GSRTC mulls switching to cost-effective LNG buses

Rajkot: The Gujarat State Road Transport Corporation (GSRTC) will be the first state transport in India to start LNG buses on a pilot basis. GSRTC has given three of its diesel buses to Gas Authority of India Limited (GAIL) for conversion to LNG. Based on the success of the pilot project, GSRTC will sign an MoU with GAIL to convert its buses to LNG. GSRTC on an average uses 5,00,000 litre of diesel a day and this is adding to the air pollution. According to experts, LNG is an environment friendly fuel because it does not emit sulphur dioxide and it generates 30 per cent less carbon dioxide in comparison to diesel and reduces nitrogen oxide by 80 per cent. For GSRTC, the experiment of running CNG buses was not successful and electric buses are very expensive. According to officials, the CapEx (capital expenditure) per an electric bus is around Rs 1.25 crore. But the conversion of a diesel bus to LNG costs Rs 12 lakh. The capital cost of a new diesel bus is Rs 28 lakh and if it is converted to LNG, the total cost comes to Rs 40 lakh. GSRTC vice-chairman and managing director M A Gandhi said, “We have given three buses to GAIL for conversion. They will obtain fitness certificates after the conversion. The cost of conversion of one bus will be Rs 12 lakh.

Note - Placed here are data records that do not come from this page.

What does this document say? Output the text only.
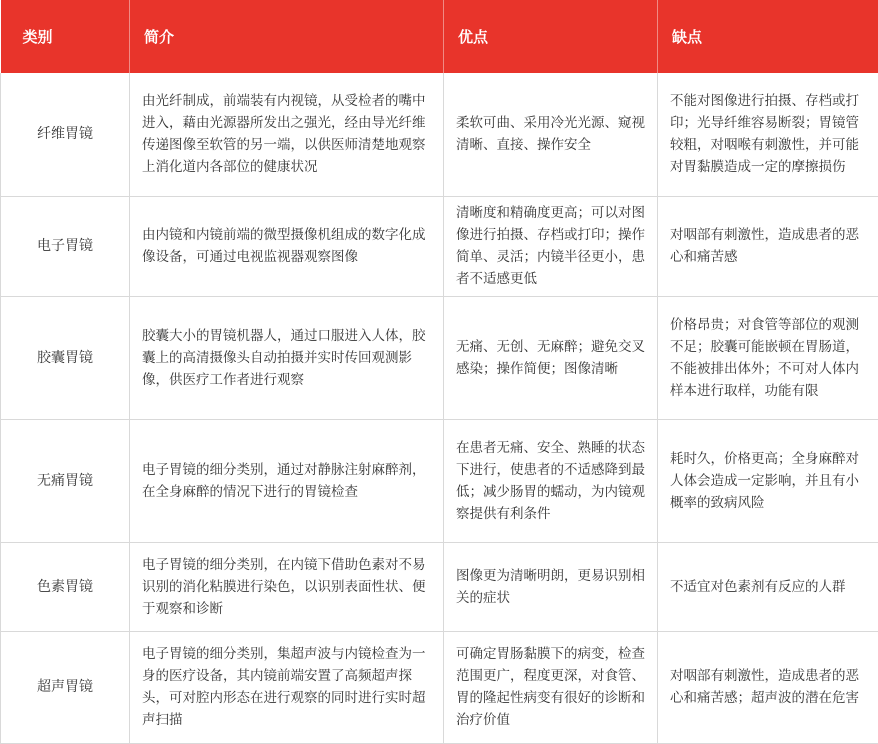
类别	简介	优点	缺点
纤维胃镜	由光纤制成，前端装有内视镜，从受检者的嘴中进入，藉由光源器所发出之强光，经由导光纤维传递图像至软管的另一端，以供医师清楚地观察上消化道内各部位的健康状况	柔软可曲、采用冷光光源、窥视清晰、直接、操作安全	不能对图像进行拍摄、存档或打印；光导纤维容易断裂；胃镜管较粗，对咽喉有刺激性，并可能对胃黏膜造成一定的摩擦损伤
电子胃镜	由内镜和内镜前端的微型摄像机组成的数字化成像设备，可通过电视监视器观察图像	清晰度和精确度更高；可以对图像进行拍摄、存档或打印；操作简单、灵活；内镜半径更小，患者不适感更低	对咽部有刺激性，造成患者的恶心和痛苦感
胶囊胃镜	胶囊大小的胃镜机器人，通过口服进入人体，胶囊上的高清摄像头自动拍摄并实时传回观测影像，供医疗工作者进行观察	无痛、无创、无麻醉；避免交叉感染；操作简便；图像清晰	价格昂贵；对食管等部位的观测不足；胶囊可能嵌顿在胃肠道，不能被排出体外；不可对人体内样本进行取样，功能有限
无痛胃镜	电子胃镜的细分类别，通过对静脉注射麻醉剂，在全身麻醉的情况下进行的胃镜检查	在患者无痛、安全、熟睡的状态下进行，使患者的不适感降到最低；减少肠胃的蠕动，为内镜观察提供有利条件	耗时久，价格更高；全身麻醉对人体会造成一定影响，并且有小概率的致病风险
色素胃镜	电子胃镜的细分类别，在内镜下借助色素对不易识别的消化粘膜进行染色，以识别表面性状、便于观察和诊断	图像更为清晰明朗，更易识别相关的症状	不适宜对色素剂有反应的人群
超声胃镜	电子胃镜的细分类别，集超声波与内镜检查为一身的医疗设备，其内镜前端安置了高频超声探头，可对腔内形态在进行观察的同时进行实时超声扫描	可确定胃肠黏膜下的病变，检查范围更广，程度更深，对食管、胃的隆起性病变有很好的诊断和治疗价值	对咽部有刺激性，造成患者的恶心和痛苦感；超声波的潜在危害
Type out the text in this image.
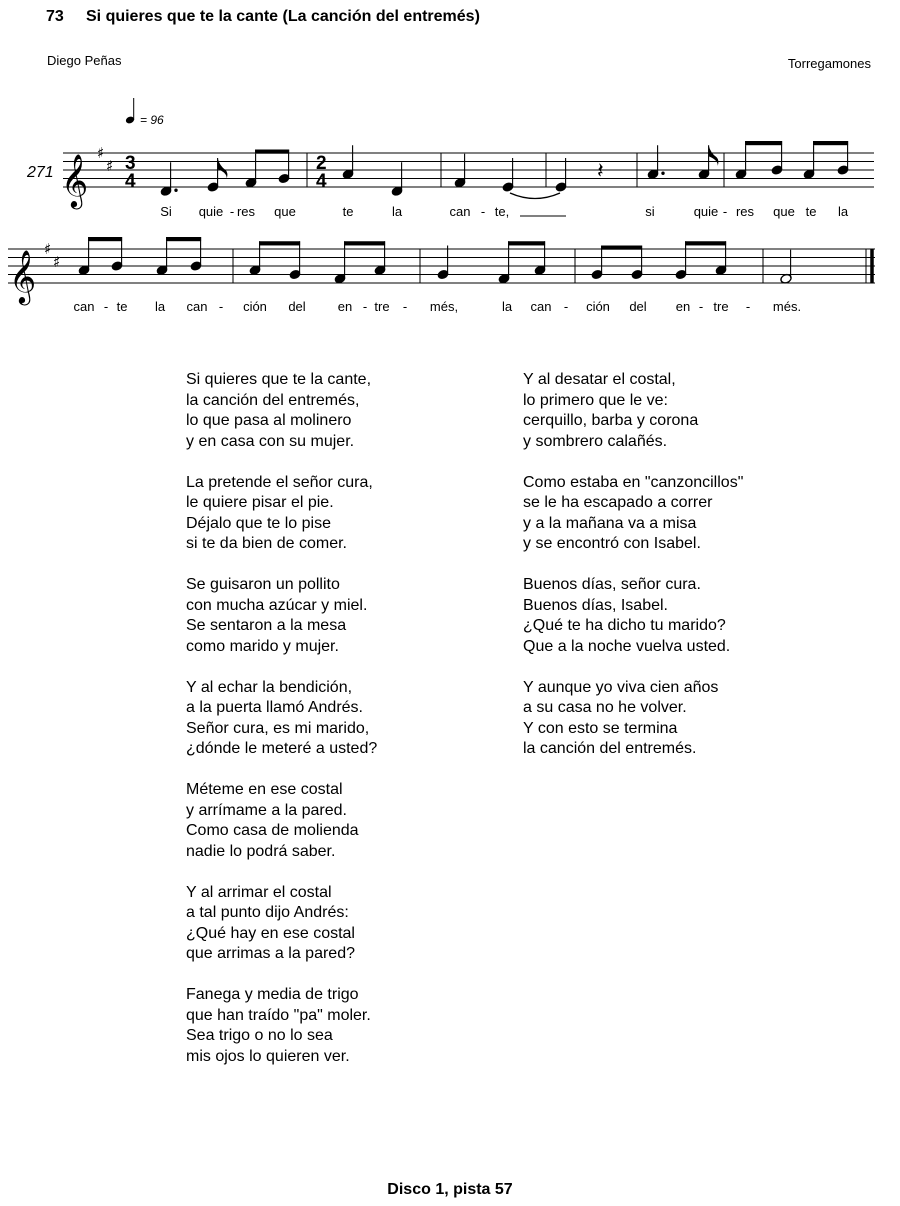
73 Si quieres que te la cante (La canción del entremés)
Diego Peñas	Torregamones
271 𝄞 ♯
♯ 3
4
= 96
2
4	𝄽
Si quie - res que	te	la	can - te,	si	quie - res que te la
𝄞 ♯
♯
can - te la can - ción del en - tre - més,	la can - ción del en - tre - més.
Si quieres que te la cante,
la canción del entremés,
lo que pasa al molinero
y en casa con su mujer.
La pretende el señor cura,
le quiere pisar el pie.
Déjalo que te lo pise
si te da bien de comer.
Se guisaron un pollito
con mucha azúcar y miel.
Se sentaron a la mesa
como marido y mujer.
Y al echar la bendición,
a la puerta llamó Andrés.
Señor cura, es mi marido,
¿dónde le meteré a usted?
Méteme en ese costal
y arrímame a la pared.
Como casa de molienda
nadie lo podrá saber.
Y al arrimar el costal
a tal punto dijo Andrés:
¿Qué hay en ese costal
que arrimas a la pared?
Fanega y media de trigo
que han traído "pa" moler.
Sea trigo o no lo sea
mis ojos lo quieren ver.
Y al desatar el costal,
lo primero que le ve:
cerquillo, barba y corona
y sombrero calañés.
Como estaba en "canzoncillos"
se le ha escapado a correr
y a la mañana va a misa
y se encontró con Isabel.
Buenos días, señor cura.
Buenos días, Isabel.
¿Qué te ha dicho tu marido?
Que a la noche vuelva usted.
Y aunque yo viva cien años
a su casa no he volver.
Y con esto se termina
la canción del entremés.
Disco 1, pista 57
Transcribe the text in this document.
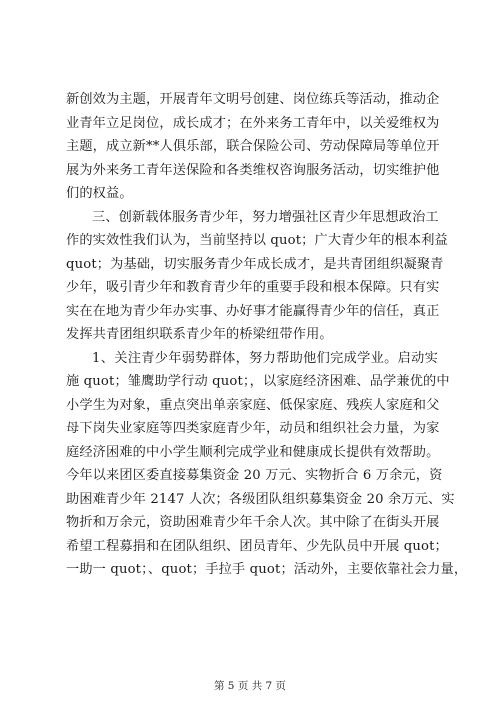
新创效为主题，开展青年文明号创建、岗位练兵等活动，推动企
业青年立足岗位，成长成才；在外来务工青年中，以关爱维权为
主题，成立新**人俱乐部，联合保险公司、劳动保障局等单位开
展为外来务工青年送保险和各类维权咨询服务活动，切实维护他
们的权益。
三、创新载体服务青少年，努力增强社区青少年思想政治工
作的实效性我们认为，当前坚持以 quot；广大青少年的根本利益
quot；为基础，切实服务青少年成长成才，是共青团组织凝聚青
少年，吸引青少年和教育青少年的重要手段和根本保障。只有实
实在在地为青少年办实事、办好事才能赢得青少年的信任，真正
发挥共青团组织联系青少年的桥梁纽带作用。
1、关注青少年弱势群体，努力帮助他们完成学业。启动实
施 quot；雏鹰助学行动 quot；，以家庭经济困难、品学兼优的中
小学生为对象，重点突出单亲家庭、低保家庭、残疾人家庭和父
母下岗失业家庭等四类家庭青少年，动员和组织社会力量，为家
庭经济困难的中小学生顺利完成学业和健康成长提供有效帮助。
今年以来团区委直接募集资金 20 万元、实物折合 6 万余元，资
助困难青少年 2147 人次；各级团队组织募集资金 20 余万元、实
物折和万余元，资助困难青少年千余人次。其中除了在街头开展
希望工程募捐和在团队组织、团员青年、少先队员中开展 quot；
一助一 quot；、quot；手拉手 quot；活动外，主要依靠社会力量，
第 5 页 共 7 页
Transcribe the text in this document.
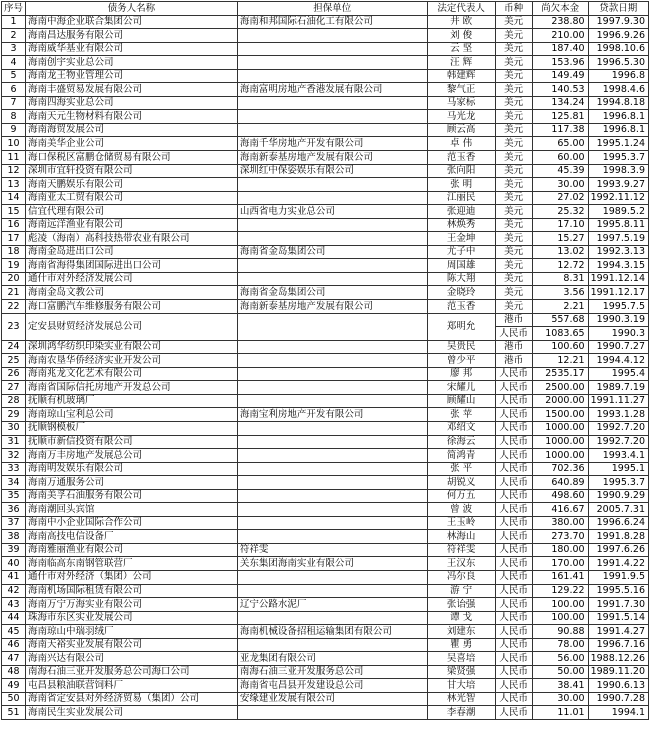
序号	债务人名称	担保单位	法定代表人	币种	尚欠本金	贷款日期
1	海南中海企业联合集团公司	海南和邦国际石油化工有限公司	井 欧	美元	238.80	1997.9.30
2	海南昌达服务有限公司		刘 俊	美元	210.00	1996.9.26
3	海南威华基业有限公司		云 坚	美元	187.40	1998.10.6
4	海南创宇实业总公司		汪 辉	美元	153.96	1996.5.30
5	海南龙王物业管理公司		韩建辉	美元	149.49	1996.8
6	海南丰盛贸易发展有限公司	海南富明房地产香港发展有限公司	黎气正	美元	140.53	1998.4.6
7	海南四海实业总公司		马家标	美元	134.24	1994.8.18
8	海南天元生物材料有限公司		马光龙	美元	125.81	1996.8.1
9	海南海贸发展公司		顾云高	美元	117.38	1996.8.1
10	海南美华企业公司	海南千华房地产开发有限公司	卓 伟	美元	65.00	1995.1.24
11	海口保税区富鹏仓储贸易有限公司	海南新泰基房地产发展有限公司	范玉香	美元	60.00	1995.3.7
12	深圳市宜轩投资有限公司	深圳红中保姿娱乐有限公司	张向阳	美元	45.39	1998.3.9
13	海南天鹏娱乐有限公司		张 明	美元	30.00	1993.9.27
14	海南亚太工贸有限公司		江丽民	美元	27.02	1992.11.12
15	信宜代理有限公司	山西省电力实业总公司	张迎迪	美元	25.32	1989.5.2
16	海南远洋渔业有限公司		林焕秀	美元	17.10	1995.8.11
17	彪凌（海南）高科技热带农业有限公司		王金坤	美元	15.27	1997.5.19
18	海南金岛进出口公司	海南省金岛集团公司	尤子中	美元	13.02	1992.3.13
19	海南省海得集团国际进出口公司		周国雄	美元	12.72	1994.3.15
20	通什市对外经济发展公司		陈大翔	美元	8.31	1991.12.14
21	海南金岛文教公司	海南省金岛集团公司	金晓玲	美元	3.56	1991.12.17
22	海口富鹏汽车维修服务有限公司	海南新泰基房地产发展有限公司	范玉香	美元	2.21	1995.7.5
23	定安县财贸经济发展总公司		郑明允	港币	557.68	1990.3.19
				人民币	1083.65	1990.3
24	深圳鸿华纺织印染实业有限公司		吴贵民	港币	100.60	1990.7.27
25	海南农垦华侨经济实业开发公司		曾少平	港币	12.21	1994.4.12
26	海南兆龙文化艺术有限公司		廖 邦	人民币	2535.17	1995.4
27	海南省国际信托房地产开发总公司		宋耀儿	人民币	2500.00	1989.7.19
28	抚顺有机玻璃厂		顾耀山	人民币	2000.00	1991.11.27
29	海南琼山宝利总公司	海南宝利房地产开发有限公司	张 苹	人民币	1500.00	1993.1.28
30	抚顺钢模板厂		邓绍文	人民币	1000.00	1992.7.20
31	抚顺市新信投资有限公司		徐海云	人民币	1000.00	1992.7.20
32	海南万丰房地产发展总公司		简鸿青	人民币	1000.00	1993.4.1
33	海南明发娱乐有限公司		张 平	人民币	702.36	1995.1
34	海南万通服务公司		胡锐义	人民币	640.89	1995.3.7
35	海南美孚石油服务有限公司		何万五	人民币	498.60	1990.9.29
36	海南潮回头宾馆		曾 波	人民币	416.67	2005.7.31
37	海南中小企业国际合作公司		王玉岭	人民币	380.00	1996.6.24
38	海南高技电信设备厂		林海山	人民币	273.70	1991.8.28
39	海南雅丽渔业有限公司	符祥雯	符祥雯	人民币	180.00	1997.6.26
40	海南临高东南钢管联营厂	关东集团海南实业有限公司	王汉东	人民币	170.00	1991.4.22
41	通什市对外经济（集团）公司		冯尔良	人民币	161.41	1991.9.5
42	海南机场国际租赁有限公司		游 宁	人民币	129.22	1995.5.16
43	海南万宁万海实业有限公司	辽宁公路水泥厂	张诒强	人民币	100.00	1991.7.30
44	珠海市东区实业发展公司		谭 戈	人民币	100.00	1991.5.14
45	海南琼山中瑞羽绒厂	海南机械设备招租运输集团有限公司	刘建东	人民币	90.88	1991.4.27
46	海南天裕实业发展有限公司		瞿 勇	人民币	78.00	1996.7.16
47	海南兴达有限公司	亚龙集团有限公司	吴喜培	人民币	56.00	1988.12.26
48	南海石油三亚开发服务总公司海口公司	南海石油三亚开发服务总公司	梁贤强	人民币	50.00	1989.11.20
49	屯昌县粮油联营饲料厂	海南省屯昌县开发建设总公司	甘大培	人民币	38.41	1990.6.13
50	海南省定安县对外经济贸易（集团）公司	安缘建业发展有限公司	林光智	人民币	30.00	1990.7.28
51	海南民生实业发展公司		李春潮	人民币	11.01	1994.1
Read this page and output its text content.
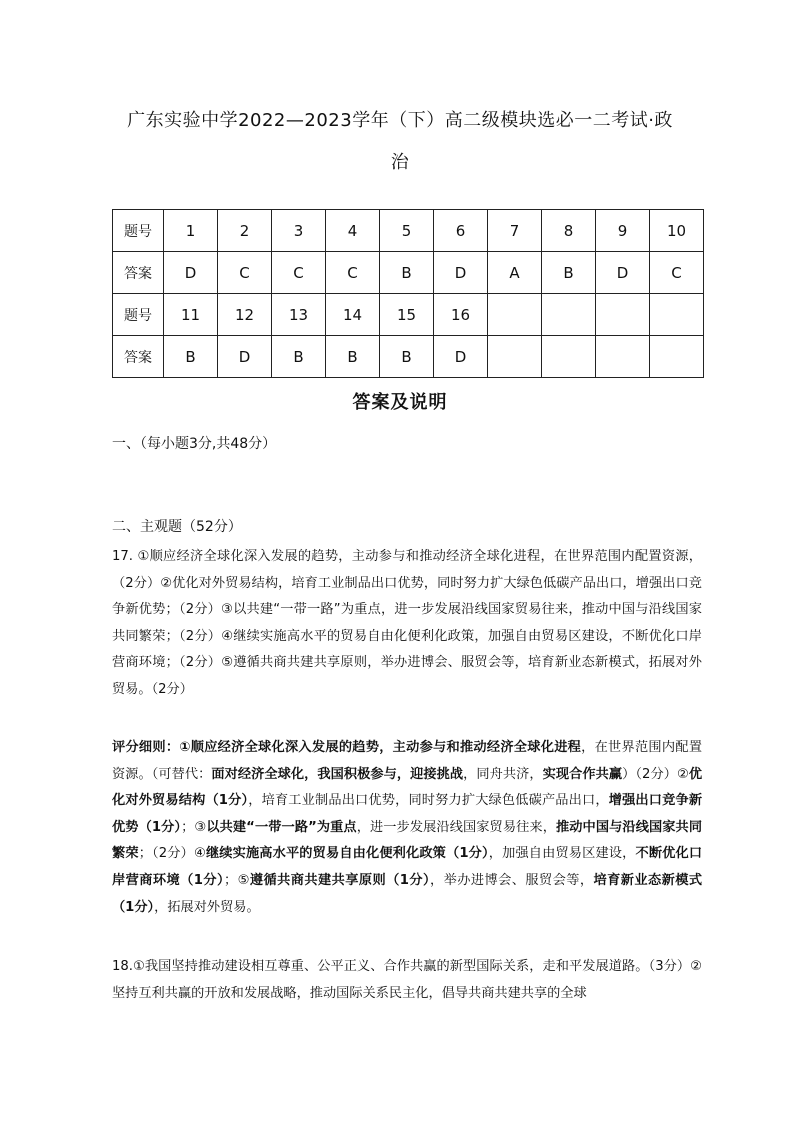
广东实验中学2022—2023学年（下）高二级模块选必一二考试·政
治
题号	1	2	3	4	5	6	7	8	9	10
答案	D	C	C	C	B	D	A	B	D	C
题号	11	12	13	14	15	16				
答案	B	D	B	B	B	D				
答案及说明
一、（每小题3分,共48分）
二、主观题（52分）

17. ①顺应经济全球化深入发展的趋势，主动参与和推动经济全球化进程，在世界范围内配置资源，（2分）②优化对外贸易结构，培育工业制品出口优势，同时努力扩大绿色低碳产品出口，增强出口竞争新优势；（2分）③以共建“一带一路”为重点，进一步发展沿线国家贸易往来，推动中国与沿线国家共同繁荣；（2分）④继续实施高水平的贸易自由化便利化政策，加强自由贸易区建设，不断优化口岸营商环境；（2分）⑤遵循共商共建共享原则，举办进博会、服贸会等，培育新业态新模式，拓展对外贸易。（2分）

评分细则：①顺应经济全球化深入发展的趋势，主动参与和推动经济全球化进程，在世界范围内配置资源。（可替代：面对经济全球化，我国积极参与，迎接挑战，同舟共济，实现合作共赢）（2分）②优化对外贸易结构（1分），培育工业制品出口优势，同时努力扩大绿色低碳产品出口，增强出口竞争新优势（1分）；③以共建“一带一路”为重点，进一步发展沿线国家贸易往来，推动中国与沿线国家共同繁荣；（2分）④继续实施高水平的贸易自由化便利化政策（1分），加强自由贸易区建设，不断优化口岸营商环境（1分）；⑤遵循共商共建共享原则（1分），举办进博会、服贸会等，培育新业态新模式（1分），拓展对外贸易。

18.①我国坚持推动建设相互尊重、公平正义、合作共赢的新型国际关系，走和平发展道路。（3分）②坚持互利共赢的开放和发展战略，推动国际关系民主化，倡导共商共建共享的全球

Being a public transport, we have to think about using clean fuel and at the same time it should be cost-effective.” According to Gandhi, GAIL will provide LNG at a price which is Rs 10 less than bulk diesel price. “We believe that there won’t be much difference between fuel cosst of diesel and LNG. If the LNG model becomes costeffective and environment friendly, we will sign an MoU with GAIL,” he said. GAIL has a LNG fuelling station at Waghodia. Besides, GSRTC may use the LNG fuelling station of GSPC at Dahej. Once the LNG tank is filled, the bus runs for 850km. The LNG carrying capacity is 2.5 times of the CNG tank. A few years back, GSRTC wanted to switch to CNG buses for clean fuel purpose but it realised that it was not cost-effective and so the project was not successful. The state transport has now only 14 CNG buses in its fleet. In terms of life and resale value, a diesel bus is also superior to a CNG bus. A diesel bus lasts eight years, while a CNG bus lasts only five years. Schools prefer to buy diesel buses while they are hesitant to to buy old CNG buses because of safety issues. The scrap value of a diesel bus is around Rs 3 lakh.